I often found that to prove $2$ variables are equal, pigeonhole principle is used. For example see the following text:
Let $F$ be any family of type $t_{i, j}$ ... and so the family $F$ is mapped into a family $F'$ of edges of type $t_{r, s}, r\geq i, s\geq j$. By the pigeonhole principle, $r = i$ and $s = j$, from which the lemma follows (pages 120, 121, 122).
We can directly say $r = i$ and $s = j$, why $r > i$ and $s> j$ was assumed and pigeonhole principle is used?
Added:
If $F$ is a family of edges of type $t_{i,j}$, then ($F)_k$ denotes the set of $j$ vertices of $V_k$ incident to the family, and $(F)_{k+1}$ denotes the set of $i$ vertices in $V_{k+1}$ incident to the family.
If you look at the definition on page 121 (second last paragraph):$F$ is a family of edges of type $t_{i,j}$, then ($F)_k$ denotes the set of $j$ vertices of $V_k$ incident to the family, and $(F)_{k+1}$ denotes the set of $i$ vertices in $V_{k+1}$ incident to the family. That is why if a permutation fixes $(F)_k$ it also fixes $(F)_{k+1}$ (AND VICE VERSA, to my understanding), because of the adjacency.
Similarly, if a permutation $\pi$ moves $(F)_k$ consisting $j$ vertices to another $(F')_k$ (which also consists $j$ vertices), then because of the adjacency defined, $\pi$ moves the incident $(F)_k$ of $i$ vertices, to another $(F')_k$ of $i$ vertices.
In this situation, why would you consider the case $j = |(F)_k| < |(F')_k| = s$ and $i = |(F)_{k+1}| < |(F')_{k+1}| = r$, instead of directly equating?
We are trying to prove that $\alpha$ maps a family $F$ of type $t_{i,j}$ to a family of the same type - so no, we cannot assume that $F'$ has the same type.

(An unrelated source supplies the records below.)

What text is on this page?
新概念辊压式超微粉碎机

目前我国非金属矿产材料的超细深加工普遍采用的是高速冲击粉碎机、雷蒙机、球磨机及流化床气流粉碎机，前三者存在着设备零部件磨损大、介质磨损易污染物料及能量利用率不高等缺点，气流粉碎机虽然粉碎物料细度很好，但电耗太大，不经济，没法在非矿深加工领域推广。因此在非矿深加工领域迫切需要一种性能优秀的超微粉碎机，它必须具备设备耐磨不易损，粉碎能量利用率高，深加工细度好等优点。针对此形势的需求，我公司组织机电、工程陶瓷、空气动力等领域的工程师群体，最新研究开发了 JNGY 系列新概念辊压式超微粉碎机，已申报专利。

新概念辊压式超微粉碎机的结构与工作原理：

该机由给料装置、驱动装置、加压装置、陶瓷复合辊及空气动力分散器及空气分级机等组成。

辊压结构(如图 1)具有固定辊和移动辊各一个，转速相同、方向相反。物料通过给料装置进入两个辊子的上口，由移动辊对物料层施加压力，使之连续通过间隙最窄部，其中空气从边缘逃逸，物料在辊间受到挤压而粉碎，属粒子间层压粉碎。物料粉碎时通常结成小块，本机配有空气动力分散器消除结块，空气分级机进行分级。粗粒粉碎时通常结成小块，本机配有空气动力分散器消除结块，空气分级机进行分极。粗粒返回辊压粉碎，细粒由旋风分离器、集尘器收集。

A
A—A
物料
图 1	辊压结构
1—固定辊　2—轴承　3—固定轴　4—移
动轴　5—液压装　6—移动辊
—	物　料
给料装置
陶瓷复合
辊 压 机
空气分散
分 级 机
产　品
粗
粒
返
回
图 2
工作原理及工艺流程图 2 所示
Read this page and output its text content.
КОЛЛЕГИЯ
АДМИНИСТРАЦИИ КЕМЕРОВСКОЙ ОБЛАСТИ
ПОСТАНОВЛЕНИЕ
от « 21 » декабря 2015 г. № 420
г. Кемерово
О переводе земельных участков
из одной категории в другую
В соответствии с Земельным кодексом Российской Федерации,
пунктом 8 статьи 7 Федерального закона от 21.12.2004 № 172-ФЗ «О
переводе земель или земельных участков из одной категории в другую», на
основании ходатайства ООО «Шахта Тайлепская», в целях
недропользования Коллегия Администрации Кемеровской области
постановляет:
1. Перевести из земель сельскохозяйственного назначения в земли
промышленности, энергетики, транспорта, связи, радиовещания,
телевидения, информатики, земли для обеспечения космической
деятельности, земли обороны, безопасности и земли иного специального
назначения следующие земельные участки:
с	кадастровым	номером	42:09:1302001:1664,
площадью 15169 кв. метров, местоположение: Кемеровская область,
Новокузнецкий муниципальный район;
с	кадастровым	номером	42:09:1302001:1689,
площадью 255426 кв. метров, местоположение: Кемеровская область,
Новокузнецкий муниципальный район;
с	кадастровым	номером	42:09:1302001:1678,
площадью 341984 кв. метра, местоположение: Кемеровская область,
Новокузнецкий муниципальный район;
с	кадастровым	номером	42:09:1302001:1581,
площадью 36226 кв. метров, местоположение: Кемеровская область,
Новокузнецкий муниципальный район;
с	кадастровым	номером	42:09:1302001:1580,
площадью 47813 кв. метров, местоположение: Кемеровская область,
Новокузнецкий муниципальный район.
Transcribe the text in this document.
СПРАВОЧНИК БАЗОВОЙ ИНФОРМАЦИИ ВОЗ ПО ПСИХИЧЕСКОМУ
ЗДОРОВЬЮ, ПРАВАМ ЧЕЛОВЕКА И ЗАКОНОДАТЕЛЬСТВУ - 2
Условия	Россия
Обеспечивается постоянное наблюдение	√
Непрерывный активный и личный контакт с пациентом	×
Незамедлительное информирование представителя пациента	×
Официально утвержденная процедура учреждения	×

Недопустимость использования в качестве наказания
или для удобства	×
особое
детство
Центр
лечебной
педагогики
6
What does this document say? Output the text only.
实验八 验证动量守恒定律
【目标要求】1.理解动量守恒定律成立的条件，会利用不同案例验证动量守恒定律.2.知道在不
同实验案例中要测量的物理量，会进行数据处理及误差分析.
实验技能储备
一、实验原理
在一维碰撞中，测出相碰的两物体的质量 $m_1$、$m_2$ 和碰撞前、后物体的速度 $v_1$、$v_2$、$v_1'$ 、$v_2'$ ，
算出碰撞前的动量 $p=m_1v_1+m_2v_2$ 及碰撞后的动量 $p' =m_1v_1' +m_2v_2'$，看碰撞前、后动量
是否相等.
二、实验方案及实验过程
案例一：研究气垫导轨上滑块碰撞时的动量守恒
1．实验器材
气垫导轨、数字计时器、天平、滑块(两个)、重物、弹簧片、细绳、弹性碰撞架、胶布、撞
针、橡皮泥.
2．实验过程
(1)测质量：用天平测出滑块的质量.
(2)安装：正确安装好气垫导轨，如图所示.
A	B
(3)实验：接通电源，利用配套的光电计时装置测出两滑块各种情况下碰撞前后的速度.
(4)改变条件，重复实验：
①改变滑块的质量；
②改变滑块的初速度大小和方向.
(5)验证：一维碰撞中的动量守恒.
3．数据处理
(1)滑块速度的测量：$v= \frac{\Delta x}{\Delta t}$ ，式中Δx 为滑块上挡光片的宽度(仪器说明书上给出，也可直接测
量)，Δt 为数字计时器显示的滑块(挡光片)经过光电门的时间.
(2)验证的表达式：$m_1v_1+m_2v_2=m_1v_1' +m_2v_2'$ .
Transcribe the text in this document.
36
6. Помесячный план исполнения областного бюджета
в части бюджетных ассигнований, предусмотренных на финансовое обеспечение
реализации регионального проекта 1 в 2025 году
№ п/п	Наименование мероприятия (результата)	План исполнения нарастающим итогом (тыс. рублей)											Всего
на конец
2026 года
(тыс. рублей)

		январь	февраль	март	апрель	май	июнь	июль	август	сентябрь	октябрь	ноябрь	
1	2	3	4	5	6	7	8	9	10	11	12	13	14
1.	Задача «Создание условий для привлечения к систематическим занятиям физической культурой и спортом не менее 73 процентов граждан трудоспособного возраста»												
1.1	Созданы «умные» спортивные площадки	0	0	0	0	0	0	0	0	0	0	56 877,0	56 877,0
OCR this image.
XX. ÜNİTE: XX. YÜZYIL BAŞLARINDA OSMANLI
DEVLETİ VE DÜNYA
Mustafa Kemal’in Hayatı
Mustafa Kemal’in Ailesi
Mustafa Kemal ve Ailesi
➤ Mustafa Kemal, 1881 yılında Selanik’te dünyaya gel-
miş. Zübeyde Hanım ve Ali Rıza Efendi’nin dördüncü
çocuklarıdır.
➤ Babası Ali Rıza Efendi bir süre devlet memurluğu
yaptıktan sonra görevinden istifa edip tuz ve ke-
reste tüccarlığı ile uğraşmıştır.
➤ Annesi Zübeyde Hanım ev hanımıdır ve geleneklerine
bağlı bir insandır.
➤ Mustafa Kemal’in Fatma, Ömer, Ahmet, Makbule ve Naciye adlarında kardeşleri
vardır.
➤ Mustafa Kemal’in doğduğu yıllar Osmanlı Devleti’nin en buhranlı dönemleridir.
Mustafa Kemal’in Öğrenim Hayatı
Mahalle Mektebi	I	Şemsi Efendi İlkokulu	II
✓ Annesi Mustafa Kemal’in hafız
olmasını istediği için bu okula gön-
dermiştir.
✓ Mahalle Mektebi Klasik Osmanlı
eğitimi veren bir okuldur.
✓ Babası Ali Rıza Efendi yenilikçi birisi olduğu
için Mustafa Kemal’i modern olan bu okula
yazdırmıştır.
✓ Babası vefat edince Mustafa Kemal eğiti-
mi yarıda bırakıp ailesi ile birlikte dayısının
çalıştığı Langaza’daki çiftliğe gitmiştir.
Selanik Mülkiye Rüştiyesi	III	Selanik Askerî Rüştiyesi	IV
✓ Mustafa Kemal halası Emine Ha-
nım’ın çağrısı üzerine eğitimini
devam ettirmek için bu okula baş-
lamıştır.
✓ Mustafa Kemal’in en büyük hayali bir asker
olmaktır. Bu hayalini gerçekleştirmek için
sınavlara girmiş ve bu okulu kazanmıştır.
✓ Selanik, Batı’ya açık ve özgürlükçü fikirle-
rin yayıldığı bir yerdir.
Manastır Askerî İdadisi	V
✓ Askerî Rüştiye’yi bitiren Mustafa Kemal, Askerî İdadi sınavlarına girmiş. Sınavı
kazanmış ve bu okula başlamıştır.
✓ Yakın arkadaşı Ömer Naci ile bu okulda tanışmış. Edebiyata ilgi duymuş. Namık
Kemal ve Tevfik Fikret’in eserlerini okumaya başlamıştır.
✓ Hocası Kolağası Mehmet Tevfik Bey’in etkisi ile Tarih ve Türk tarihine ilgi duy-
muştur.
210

What we know is that $\alpha$ maps $(F)_k$ into $(F')_k$, so $j = |(F)_k| \le |(F')_k| = s$. Similarly, since $\alpha$ maps $(F)_{k+1}$ into $(F')_{k+1}$, we have $i = |(F)_{k+1}| \le |(F')_{k+1}| = r$. This is what tells us that $F'$ has some type $t_{r,s}$ with $i \le r$ and $j \le s$. (But as of this moment, we haven't ruled out the possibility that $(F')_k$ has other vertices in addition to the $j$ that are the image of $(F)_k$ under $\alpha$; this is why we cannot immediately say that $j=s$. Similarly for $i$ and $r$.)
The argument to show $i=r$ and $j=s$ is not pigeonhole, exactly, though it has the same flavor. Let $U$ be the union of all families of types $t_{r,s}$ with $r+s > i+j$. We've shown that $\alpha$ maps every family contained in $U$ into some other family contained in $U$. So actually, $\alpha$ must simply permute $U$ somehow.
Therefore $F'$ cannot have a type $t_{r,s}$ with $r+s > i+j$: otherwise, it would be in $U$, so its preimage would be in $U$. Since we know $r+s \ge i+j$, we conclude $r+s = i+j$, so $r=i$ and $s=j$.